What's for lunch? Maybe a chicken sandwich, with a coffee, and a piece of fruit, one of your five a day. Let's analyse that. Well, the wheat that helped make the bread in your sandwich is up 69 per cent on this time last year on world markets; the chicken is 15 per cent dearer; coffee two thirds higher, and, if you like yours sweet, the sugar is 21 per cent costlier. That banana on the side is 15 per cent more pricey.
Yet irksome as rising prices are, food and drink accounts for just £12 in every £100 the average British household spends. And, overall, UK food prices are up by 4.5 per cent on 2010 – against 36 per cent on world markets. That's because many of the foods we consume are processed and packaged, and thus contain a large component of labour and capital costs. A rise in the price of cocoa, sugar and milk ought to make a bar of Cadbury's chocolate dearer, and it has. But a rise in wages for Bournville's workers will do more to inflate the price of your Twirl.
For the world's poorest though, the figures stack up more viciously. Typically, in a low-income country in Asia or Africa, food will comprise 50 per cent of family budgets, and food prices are a matter of life or death, or at least malnutrition. In those places, the staples people rely on are much closer to nature – a bowl of maize porridge against a Goodfella's deep-pan stuffed-crust chicken Provencal pizza, say. When maize is up 27 per cent in Kenya, rice 29 per cent in Bangladesh, mutton 36 per cent in Azerbaijan, for many it means going without.
There are a billion undernourished people on our planet, and their numbers are rising at a rate of 68 people per minute.
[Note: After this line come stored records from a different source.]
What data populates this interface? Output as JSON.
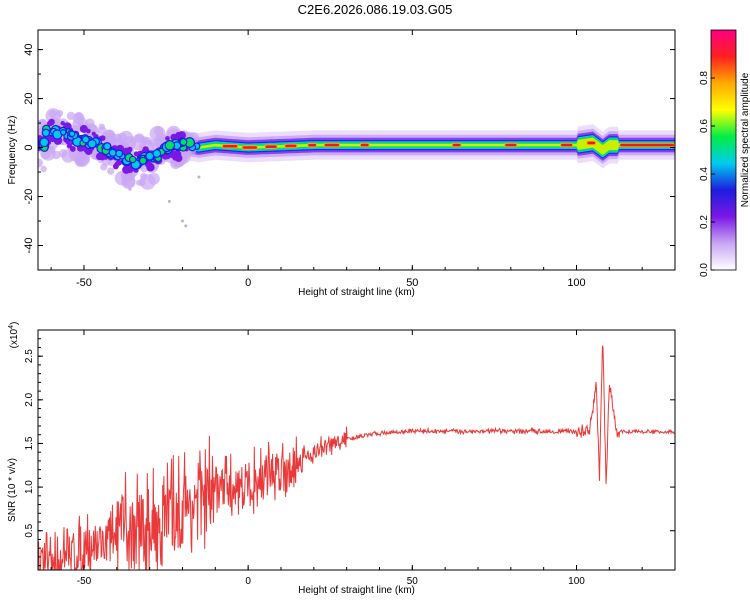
{
  "title": "C2E6.2026.086.19.03.G05",
  "chart_data": [
    {
      "type": "heatmap",
      "xlabel": "Height of straight line (km)",
      "ylabel": "Frequency (Hz)",
      "xlim": [
        -64,
        130
      ],
      "ylim": [
        -50,
        48
      ],
      "xticks": [
        -50,
        0,
        50,
        100
      ],
      "yticks": [
        -40,
        -20,
        0,
        20,
        40
      ],
      "colorbar": {
        "label": "Normalized spectral amplitude",
        "range": [
          0,
          1
        ],
        "ticks": [
          "0.0",
          "0.2",
          "0.4",
          "0.6",
          "0.8"
        ],
        "colors": [
          "#ffffff",
          "#c9a6f5",
          "#7a18e6",
          "#1d1de0",
          "#00ccee",
          "#00ee44",
          "#ffff00",
          "#ffaa00",
          "#ff2020",
          "#ff0080"
        ]
      },
      "ridge": {
        "description_points": [
          [
            -62,
            7
          ],
          [
            -55,
            5
          ],
          [
            -50,
            3
          ],
          [
            -45,
            1
          ],
          [
            -40,
            -3
          ],
          [
            -35,
            -6
          ],
          [
            -30,
            -5
          ],
          [
            -25,
            -1
          ],
          [
            -20,
            1
          ],
          [
            -15,
            0
          ],
          [
            -10,
            1
          ],
          [
            0,
            0
          ],
          [
            20,
            1
          ],
          [
            50,
            1
          ],
          [
            100,
            1
          ],
          [
            105,
            2
          ],
          [
            108,
            -1
          ],
          [
            110,
            1
          ],
          [
            130,
            1
          ]
        ]
      }
    },
    {
      "type": "line",
      "xlabel": "Height of straight line (km)",
      "ylabel": "SNR (10 * v/v)",
      "yscale_label": "(x10",
      "yscale_exp": "4",
      "xlim": [
        -64,
        130
      ],
      "ylim": [
        0.05,
        2.8
      ],
      "xticks": [
        -50,
        0,
        50,
        100
      ],
      "yticks": [
        "0.5",
        "1.0",
        "1.5",
        "2.0",
        "2.5"
      ],
      "color": "#e83a3a",
      "trend": {
        "x": [
          -64,
          -55,
          -50,
          -40,
          -30,
          -20,
          -10,
          0,
          10,
          20,
          30,
          40,
          50,
          60,
          70,
          80,
          90,
          100,
          104,
          106,
          107,
          108,
          109,
          110,
          112,
          130
        ],
        "y": [
          0.1,
          0.2,
          0.3,
          0.45,
          0.55,
          0.75,
          0.95,
          1.05,
          1.2,
          1.4,
          1.55,
          1.62,
          1.64,
          1.64,
          1.64,
          1.64,
          1.64,
          1.64,
          1.64,
          2.2,
          1.1,
          2.75,
          1.0,
          2.2,
          1.64,
          1.63
        ]
      }
    }
  ]
}
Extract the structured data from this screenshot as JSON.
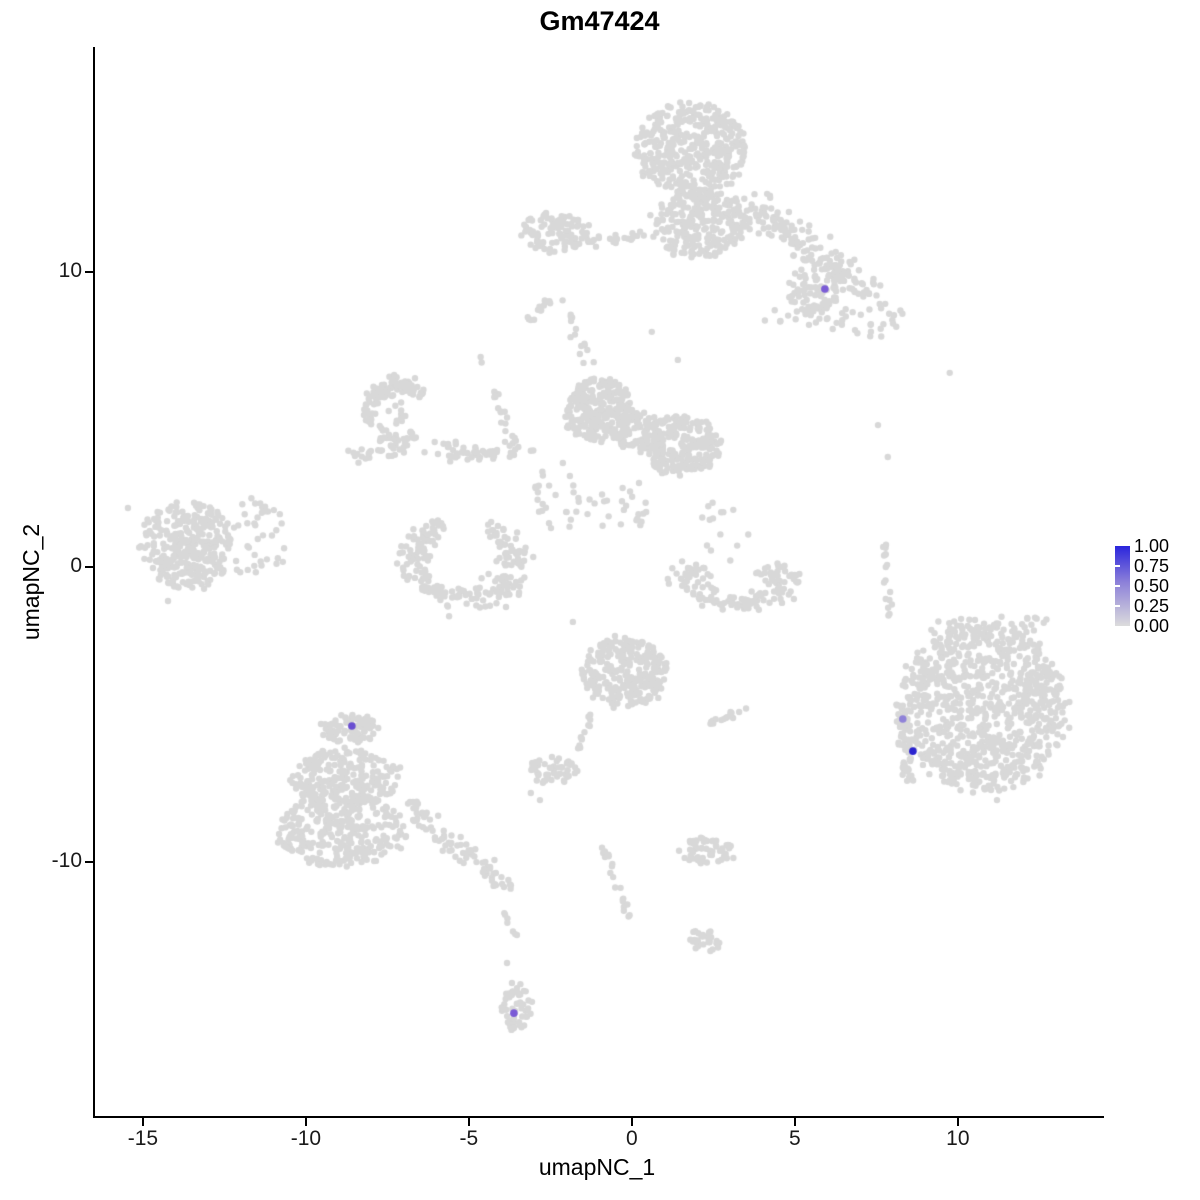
{
  "title": "Gm47424",
  "chart_data": {
    "type": "scatter",
    "title": "Gm47424",
    "xlabel": "umapNC_1",
    "ylabel": "umapNC_2",
    "xlim": [
      -16.47,
      14.36
    ],
    "ylim": [
      -18.64,
      17.59
    ],
    "x_ticks": [
      -15,
      -10,
      -5,
      0,
      5,
      10
    ],
    "y_ticks": [
      -10,
      0,
      10
    ],
    "grid": false,
    "legend_position": "right",
    "point_color_low": "#d8d8d8",
    "point_color_high": "#2922cf",
    "legend": {
      "labels": [
        "1.00",
        "0.75",
        "0.50",
        "0.25",
        "0.00"
      ],
      "gradient_top": "#2a25dc",
      "gradient_mid": "#8c80d9",
      "gradient_bottom": "#dcdcdc"
    },
    "clusters": [
      {
        "type": "blob",
        "x": 1.84,
        "y": 14.14,
        "rx": 1.69,
        "ry": 1.63,
        "n": 420
      },
      {
        "type": "blob",
        "x": 2.09,
        "y": 11.59,
        "rx": 1.47,
        "ry": 1.15,
        "n": 260
      },
      {
        "type": "blob",
        "x": -2.42,
        "y": 11.36,
        "rx": 1.1,
        "ry": 0.68,
        "n": 100
      },
      {
        "type": "strand",
        "x": -1.35,
        "y": 10.98,
        "x2": 0.49,
        "y2": 11.25,
        "w": 0.15,
        "n": 22
      },
      {
        "type": "strand",
        "x": 3.47,
        "y": 12.27,
        "x2": 7.45,
        "y2": 9.12,
        "w": 0.55,
        "n": 170
      },
      {
        "type": "blob",
        "x": 5.46,
        "y": 8.44,
        "rx": 1.5,
        "ry": 0.5,
        "n": 28
      },
      {
        "type": "blob",
        "x": 5.61,
        "y": 9.39,
        "rx": 0.86,
        "ry": 0.81,
        "n": 70
      },
      {
        "type": "blob",
        "x": 7.61,
        "y": 8.31,
        "rx": 0.95,
        "ry": 0.6,
        "n": 20
      },
      {
        "type": "strand",
        "x": -3.25,
        "y": 8.24,
        "x2": -2.55,
        "y2": 9.02,
        "w": 0.12,
        "n": 14
      },
      {
        "type": "strand",
        "x": -2.06,
        "y": 8.98,
        "x2": -1.35,
        "y2": 6.95,
        "w": 0.15,
        "n": 15
      },
      {
        "type": "arc",
        "x": -7.18,
        "y": 5.25,
        "rx": 0.88,
        "ry": 0.95,
        "a1": 35,
        "a2": 305,
        "th": 0.3,
        "n": 120
      },
      {
        "type": "blob",
        "x": -7.18,
        "y": 5.25,
        "rx": 0.45,
        "ry": 0.5,
        "n": 10
      },
      {
        "type": "strand",
        "x": -4.72,
        "y": 7.29,
        "x2": -3.68,
        "y2": 4.31,
        "w": 0.12,
        "n": 18
      },
      {
        "type": "strand",
        "x": -5.95,
        "y": 3.9,
        "x2": -3.07,
        "y2": 3.9,
        "w": 0.35,
        "n": 55
      },
      {
        "type": "strand",
        "x": -8.8,
        "y": 3.8,
        "x2": -6.35,
        "y2": 4.03,
        "w": 0.28,
        "n": 24
      },
      {
        "type": "blob",
        "x": -0.98,
        "y": 5.32,
        "rx": 1.07,
        "ry": 1.08,
        "n": 280
      },
      {
        "type": "blob",
        "x": 1.47,
        "y": 4.14,
        "rx": 1.23,
        "ry": 1.02,
        "n": 240
      },
      {
        "type": "blob",
        "x": 0.25,
        "y": 4.64,
        "rx": 0.8,
        "ry": 0.7,
        "n": 70
      },
      {
        "type": "blob",
        "x": -2.27,
        "y": 2.44,
        "rx": 0.8,
        "ry": 1.2,
        "n": 26
      },
      {
        "type": "blob",
        "x": -0.37,
        "y": 2.1,
        "rx": 1.0,
        "ry": 0.9,
        "n": 24
      },
      {
        "type": "blob",
        "x": -13.62,
        "y": 0.75,
        "rx": 1.44,
        "ry": 1.53,
        "n": 320
      },
      {
        "type": "blob",
        "x": -11.47,
        "y": 0.92,
        "rx": 0.9,
        "ry": 1.5,
        "n": 40
      },
      {
        "type": "arc",
        "x": -5.12,
        "y": 0.17,
        "rx": 1.53,
        "ry": 1.29,
        "a1": 115,
        "a2": 425,
        "th": 0.35,
        "n": 230
      },
      {
        "type": "arc",
        "x": 3.16,
        "y": -0.44,
        "rx": 1.44,
        "ry": 0.75,
        "a1": 140,
        "a2": 400,
        "th": 0.4,
        "n": 140
      },
      {
        "type": "strand",
        "x": 7.73,
        "y": 0.75,
        "x2": 7.91,
        "y2": -2.07,
        "w": 0.1,
        "n": 17
      },
      {
        "type": "blob",
        "x": 2.91,
        "y": 1.36,
        "rx": 0.8,
        "ry": 1.2,
        "n": 14
      },
      {
        "type": "blob",
        "x": -0.21,
        "y": -3.56,
        "rx": 1.32,
        "ry": 1.19,
        "n": 260
      },
      {
        "type": "strand",
        "x": -1.17,
        "y": -4.92,
        "x2": -1.69,
        "y2": -6.31,
        "w": 0.1,
        "n": 12
      },
      {
        "type": "blob",
        "x": -2.42,
        "y": -6.88,
        "rx": 0.75,
        "ry": 0.45,
        "n": 52
      },
      {
        "type": "strand",
        "x": 2.33,
        "y": -5.29,
        "x2": 3.56,
        "y2": -4.78,
        "w": 0.12,
        "n": 16
      },
      {
        "type": "blob",
        "x": 10.77,
        "y": -4.78,
        "rx": 2.55,
        "ry": 2.85,
        "n": 880
      },
      {
        "type": "strand",
        "x": 8.22,
        "y": -4.51,
        "x2": 8.47,
        "y2": -7.29,
        "w": 0.22,
        "n": 55
      },
      {
        "type": "blob",
        "x": 10.98,
        "y": -1.97,
        "rx": 1.8,
        "ry": 0.5,
        "n": 45
      },
      {
        "type": "blob",
        "x": -8.65,
        "y": -5.46,
        "rx": 0.95,
        "ry": 0.5,
        "n": 80
      },
      {
        "type": "blob",
        "x": -8.77,
        "y": -7.15,
        "rx": 1.7,
        "ry": 1.0,
        "n": 230
      },
      {
        "type": "blob",
        "x": -8.9,
        "y": -8.92,
        "rx": 1.96,
        "ry": 1.24,
        "n": 300
      },
      {
        "type": "strand",
        "x": -6.87,
        "y": -8.1,
        "x2": -3.87,
        "y2": -10.88,
        "w": 0.35,
        "n": 85
      },
      {
        "type": "strand",
        "x": -4.14,
        "y": -11.29,
        "x2": -3.56,
        "y2": -12.51,
        "w": 0.1,
        "n": 7
      },
      {
        "type": "strand",
        "x": -0.89,
        "y": -9.32,
        "x2": 0.0,
        "y2": -12.24,
        "w": 0.12,
        "n": 20
      },
      {
        "type": "blob",
        "x": 2.3,
        "y": -9.59,
        "rx": 0.9,
        "ry": 0.45,
        "n": 55
      },
      {
        "type": "blob",
        "x": 2.24,
        "y": -12.64,
        "rx": 0.55,
        "ry": 0.4,
        "n": 28
      },
      {
        "type": "blob",
        "x": -3.53,
        "y": -14.92,
        "rx": 0.5,
        "ry": 0.75,
        "n": 55
      },
      {
        "type": "singles",
        "pts": [
          [
            9.75,
            6.58
          ],
          [
            7.55,
            4.81
          ],
          [
            7.85,
            3.73
          ],
          [
            -15.46,
            2.0
          ],
          [
            -14.23,
            -1.15
          ],
          [
            11.2,
            -7.9
          ],
          [
            0.61,
            7.97
          ],
          [
            1.41,
            7.02
          ],
          [
            -1.81,
            -1.86
          ],
          [
            -3.83,
            -13.42
          ],
          [
            -3.68,
            -14.1
          ],
          [
            -3.1,
            -7.66
          ],
          [
            -2.82,
            -7.9
          ]
        ]
      }
    ],
    "highlighted_cells": [
      {
        "x": 5.92,
        "y": 9.42,
        "color": "#7b5cd6"
      },
      {
        "x": -8.59,
        "y": -5.39,
        "color": "#6a4fd1"
      },
      {
        "x": 8.31,
        "y": -5.15,
        "color": "#8f82d8"
      },
      {
        "x": 8.62,
        "y": -6.24,
        "color": "#2922cf"
      },
      {
        "x": -3.62,
        "y": -15.12,
        "color": "#7a5ad6"
      }
    ]
  }
}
Some 44 million people have been pushed into poverty because of the rise in food prices since last summer. The pressure on the world's poorest is fuelling political turmoil in the Middle East and Africa, and that in turn is disrupting production, as with cocoa from Ivory Coast, of a third of world supplies.
Who's to blame? The usual charge is that giant commodity trading companies such as Glencore, now blinking into the light as a publicly quoted company, have been abusing their power. The fact that the directors may receive around £100m each from the firm's £10bn flotation, and that the boss there is worth £6bn, doesn't help the firm's image. Expect Glencore to be one of the anti-capitalist movement's targets of choice.
And yet is food speculation really bad? We did not, for example, thank the traders for cutting the cost of food and other commodities in 2009. The best objective evidence – backed by the World Bank and the UN Food and Agriculture Organisation – is that they merely exaggerate existing trends, adding to volatility. Remember that speculators are just as adept at making money from falling prices as from ramping them up.
Yet think again about the dynamics. If, say, a commodities firm bought wheat a couple of years ago when prices were (relatively) depressed, and they now start to sell the stuff because they sense the end of the commodities boom – as Goldman Sachs declared last week – then they are actually smoothing price movements.
There are some commodities which are surprisingly thinly traded, such as rice, where only 7 per cent of production makes it to world markets. In others, such as tea, futures and options are unknown. Arguably, financial instruments should be used by governments and others to hedge and protect growers and consumers alike. That way the "financialisation of food" might be a good thing. That, after all, is how the great Chicago Mercantile Exchange was born, to help 19th-century farmers in the Mid-West cope with the vicissitudes of life, offering known prices for future crops. Yet even if speculators did add to the present inflation because they are hunting for alternatives to shares or bonds, it is hardly credible to blame them alone.
The burgeoning demand from China, India and other populous, fast-growing markets is surely the single biggest factor, and one turbo-charged by their growing preference for meat and poultry. That means more grains going to make animal foodstuffs, rather than being eaten by humans directly, an inefficient way of providing nutrition (the basic economic case for vegetarianism).
The further diversion of corn, sugar and cassava into bio-fuels is also a man-made phenomenon, sponsored by governments in the US, Indonesia and the EU, and one that has accelerated with every jump in the price of oil. Highly protectionist rules in the West, such as Europe's Common Agricultural Policy, have also held prices higher than need be, and locked poor producers out; export bans by Russia (wheat) and India (rice) have also added to strains. Freakish weather which has wrecked harvests is down to climate change, again a product of our own greedy habits.
Primitive supply chains and poor management of stocks in developing countries can massively inflate local prices, even when global prices are calm; Tesco, Carrefour and Wal-Mart, it has to be said, are rather better at delivering fresh food than the Mubarak or Gaddafi regimes.
High food prices, then, are rather like fixing the international financial system, an essentially global problem that requires an unprecedented degree of co-operation – so neither will happen.
This November, the Doha round of global trade talks, which have the potential to revolutionise markets, ease prices and boost global growth, will mark their 10th anniversary, a decade of, you might say, fruitless meetings while the world's hungriest starve. Glencore was not, I think, a party to those talks.